Capac Board of Education member Greg Warnez recently argued that financial considerations kept district management from negotiating with its employees. His letter certainly explains management's stance and its decision to hire a professional negotiator (something which has been confusing in light of the warm relationship the district has enjoyed in past years with its employees). Naturally, the district's workers have struggled with this. They've only asked for what other school districts offer their employees throughout the county.
For the last few years, management had aggressively tackled the budget situation by outsourcing jobs and privatizing some positions within the district. They've altered administrative benefits and laid off staff. They've been a powerhouse, exploring many options except the obvious one: working with employees to come up with a solution to the budget crisis.
Mr. Warnez cited that management had to act decisively to avoid a $100,000 deficit that would result from a $59 per student cut to the education budget. This cut has been negated due to the proposed stimulus package. Mr. Warnez and the rest of management will be thrilled to learn that deficit issue has been resolved. According to the Senate Fiscal Agency the Capac School District should receive $1,022,342 from the recently passed stimulus package. That money is meant to help the school district pay its employees and maintain benefits at their current level, and to hire back some of the teaching staff that had to be let go.
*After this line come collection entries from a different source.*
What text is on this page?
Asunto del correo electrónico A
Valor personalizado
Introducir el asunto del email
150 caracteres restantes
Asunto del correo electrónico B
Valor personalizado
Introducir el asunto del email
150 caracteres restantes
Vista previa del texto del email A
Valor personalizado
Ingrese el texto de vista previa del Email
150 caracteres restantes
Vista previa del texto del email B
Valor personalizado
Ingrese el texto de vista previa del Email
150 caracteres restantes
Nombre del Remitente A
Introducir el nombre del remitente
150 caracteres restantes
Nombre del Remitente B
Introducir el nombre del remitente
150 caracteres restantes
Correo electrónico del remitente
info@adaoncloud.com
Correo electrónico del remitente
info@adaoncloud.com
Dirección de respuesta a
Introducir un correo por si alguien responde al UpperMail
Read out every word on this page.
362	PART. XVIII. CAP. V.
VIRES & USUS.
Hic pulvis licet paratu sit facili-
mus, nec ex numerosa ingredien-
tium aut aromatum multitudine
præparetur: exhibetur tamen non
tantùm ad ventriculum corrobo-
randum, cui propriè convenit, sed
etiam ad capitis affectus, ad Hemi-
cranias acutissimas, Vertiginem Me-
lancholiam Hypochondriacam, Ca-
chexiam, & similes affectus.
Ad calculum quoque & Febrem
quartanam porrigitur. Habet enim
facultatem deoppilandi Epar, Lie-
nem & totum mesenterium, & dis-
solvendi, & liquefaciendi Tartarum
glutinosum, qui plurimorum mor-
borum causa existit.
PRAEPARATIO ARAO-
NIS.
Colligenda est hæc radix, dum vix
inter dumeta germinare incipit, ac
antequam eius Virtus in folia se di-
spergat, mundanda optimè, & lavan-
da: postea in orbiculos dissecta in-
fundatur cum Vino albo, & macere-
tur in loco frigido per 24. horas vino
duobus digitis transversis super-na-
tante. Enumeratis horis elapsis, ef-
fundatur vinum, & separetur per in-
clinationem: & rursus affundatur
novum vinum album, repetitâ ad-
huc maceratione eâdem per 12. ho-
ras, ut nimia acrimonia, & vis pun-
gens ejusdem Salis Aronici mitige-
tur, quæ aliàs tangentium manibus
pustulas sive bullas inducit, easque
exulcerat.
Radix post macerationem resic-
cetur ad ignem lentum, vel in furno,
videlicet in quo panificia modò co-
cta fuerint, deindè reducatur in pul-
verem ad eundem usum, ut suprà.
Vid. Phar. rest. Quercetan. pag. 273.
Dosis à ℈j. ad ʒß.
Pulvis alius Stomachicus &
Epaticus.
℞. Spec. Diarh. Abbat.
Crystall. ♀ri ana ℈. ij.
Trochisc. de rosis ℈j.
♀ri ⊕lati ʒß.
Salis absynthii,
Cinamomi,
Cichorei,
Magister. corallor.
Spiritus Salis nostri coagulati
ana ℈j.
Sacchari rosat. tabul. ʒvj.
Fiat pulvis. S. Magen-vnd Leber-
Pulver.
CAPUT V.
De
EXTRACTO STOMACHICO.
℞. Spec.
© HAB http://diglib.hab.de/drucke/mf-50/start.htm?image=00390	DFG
Parents will want to come to the next board meeting, March 19 at the high school to celebrate this development and to hopefully hear management proclaim that with the deficit issue removed, their highly paid negotiator will at last be instructed to do what he should have been doing all along: negotiating. Perhaps the board will also announce reinstatement of some teaching positions and an end to its outsourcing and privatization plans. Surely they won't try putting away money that had been earmarked for spending. Maybe they'll even announce an end to 'Pay-to-Play.'
It's time to stop the deadlock. With the money from the stimulus package, management has more than enough to help the Capac School District maintain its quality educational program. Management and labor can now put aside differences.